Psycho

We regret to announce that David Thomson is unable to join us this evening; however, The Moment of Psycho will still be available for sale at this screening.

In celebration of his new book The Moment of Psycho: How Alfred Hitchcock Taught America to Love Murder, David Thomson will introduce this screening of Hitchcock's film. Thomson's previous books include Have You Seen . . . ? A Personal Introduction to 1,000 Films, The New Biographical Dictionary of Film, and The Whole Equation: A History of Hollywood. Purchase The Moment of Psycho at the screening and receive the 10 percent members' discount!

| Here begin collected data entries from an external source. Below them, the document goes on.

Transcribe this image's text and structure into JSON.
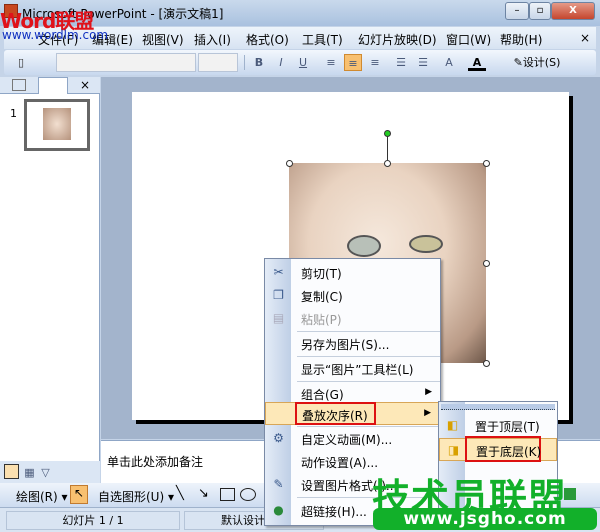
{
  "window": {
    "title": "Microsoft PowerPoint - [演示文稿1]",
    "minimize": "–",
    "restore": "▫",
    "close": "X"
  },
  "watermarks": {
    "top_logo": "Word联盟",
    "top_url": "www.wordlm.com",
    "bottom_logo": "技术员联盟",
    "bottom_url": "www.jsgho.com"
  },
  "menubar": {
    "items": [
      "文件(F)",
      "编辑(E)",
      "视图(V)",
      "插入(I)",
      "格式(O)",
      "工具(T)",
      "幻灯片放映(D)",
      "窗口(W)",
      "帮助(H)"
    ],
    "close": "×"
  },
  "toolbar": {
    "bold": "B",
    "italic": "I",
    "underline": "U",
    "design": "设计(S)",
    "font_value": "",
    "size_value": ""
  },
  "left_pane": {
    "slide_number": "1",
    "tab_close": "×"
  },
  "notes": {
    "placeholder": "单击此处添加备注"
  },
  "drawing_toolbar": {
    "draw": "绘图(R)",
    "autoshapes": "自选图形(U)"
  },
  "status": {
    "slide": "幻灯片 1 / 1",
    "design": "默认设计模板"
  },
  "context_menu": {
    "items": [
      {
        "label": "剪切(T)",
        "icon": "scissors-icon"
      },
      {
        "label": "复制(C)",
        "icon": "copy-icon"
      },
      {
        "label": "粘贴(P)",
        "icon": "paste-icon",
        "disabled": true
      },
      {
        "label": "另存为图片(S)..."
      },
      {
        "label": "显示“图片”工具栏(L)"
      },
      {
        "label": "组合(G)",
        "submenu": true
      },
      {
        "label": "叠放次序(R)",
        "submenu": true,
        "highlighted": true
      },
      {
        "label": "自定义动画(M)...",
        "icon": "animation-icon"
      },
      {
        "label": "动作设置(A)..."
      },
      {
        "label": "设置图片格式(I)...",
        "icon": "format-picture-icon"
      },
      {
        "label": "超链接(H)...",
        "icon": "hyperlink-icon"
      }
    ]
  },
  "submenu": {
    "items": [
      {
        "label": "置于顶层(T)"
      },
      {
        "label": "置于底层(K)",
        "highlighted": true
      }
    ]
  },
  "colors": {
    "highlight": "#fde8b8",
    "annotation_box": "#dd1111",
    "watermark_green": "#12b02a"
  }
}
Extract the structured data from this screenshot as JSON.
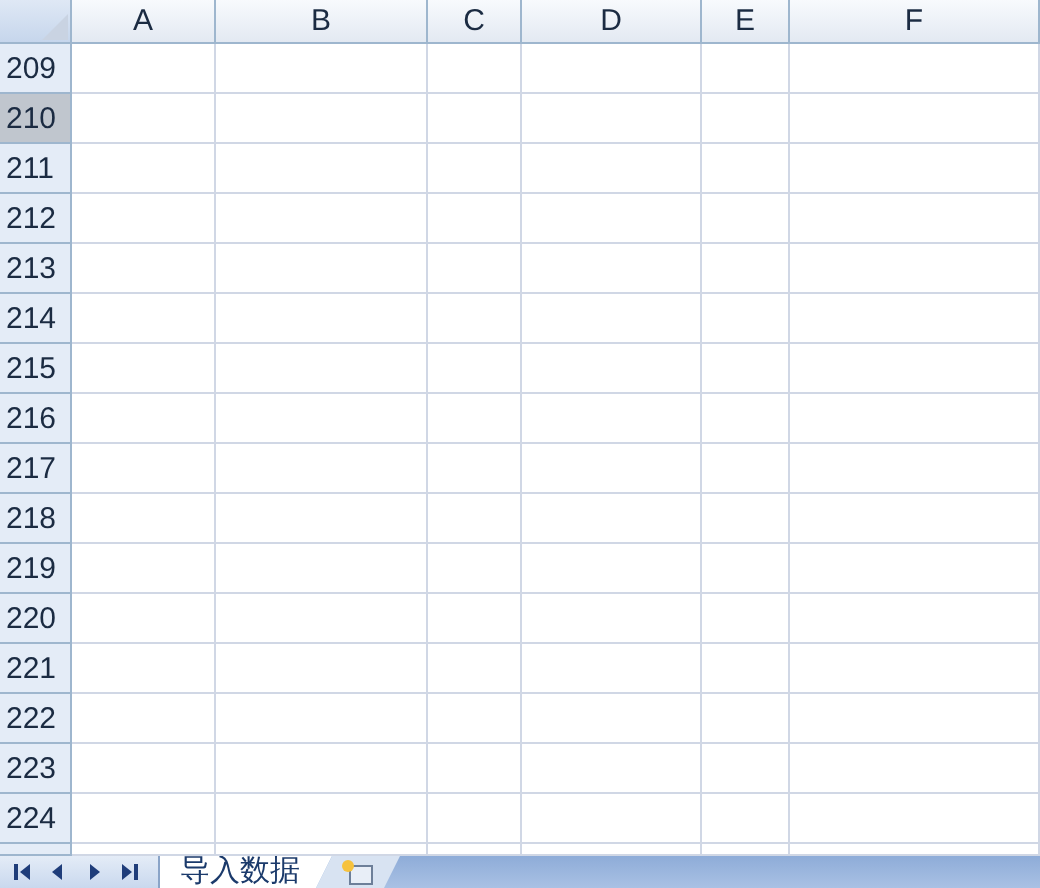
{
  "columns": [
    {
      "label": "A"
    },
    {
      "label": "B"
    },
    {
      "label": "C"
    },
    {
      "label": "D"
    },
    {
      "label": "E"
    },
    {
      "label": "F"
    }
  ],
  "rows": [
    {
      "label": "209",
      "selected": false
    },
    {
      "label": "210",
      "selected": true
    },
    {
      "label": "211",
      "selected": false
    },
    {
      "label": "212",
      "selected": false
    },
    {
      "label": "213",
      "selected": false
    },
    {
      "label": "214",
      "selected": false
    },
    {
      "label": "215",
      "selected": false
    },
    {
      "label": "216",
      "selected": false
    },
    {
      "label": "217",
      "selected": false
    },
    {
      "label": "218",
      "selected": false
    },
    {
      "label": "219",
      "selected": false
    },
    {
      "label": "220",
      "selected": false
    },
    {
      "label": "221",
      "selected": false
    },
    {
      "label": "222",
      "selected": false
    },
    {
      "label": "223",
      "selected": false
    },
    {
      "label": "224",
      "selected": false
    }
  ],
  "sheet_tabs": [
    {
      "label": "导入数据",
      "selected": true
    }
  ]
}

From its early scenes of self-censored sex in an anonymous hotel room, through Janet Leigh's cold pursuit of hard cash, to a cop-car chase shown almost entirely in a small rear-view mirror, Psycho is a study in chilling frustration, effectively photographed in shades of gray. Ironically, things only warm up at the Bates Motel (a family establishment), where Anthony Perkins's Norman Bates brings the first elements of vulnerable humanity. Norman is crazy (the others aren't?), and his curious relationship with Mom is certainly one of the more intimate mother-son relationships around. Norman's vulnerability is somehow contagious; it rubs off on Janet, whose attempt to freshen up in the shower is fruitless. “As for ‘psycho' itself, that word, the name, the film turned it loose on the culture like a mad dog, and it shifted the Freudian age of potential treatment into one of licensed glee” (David Thomson).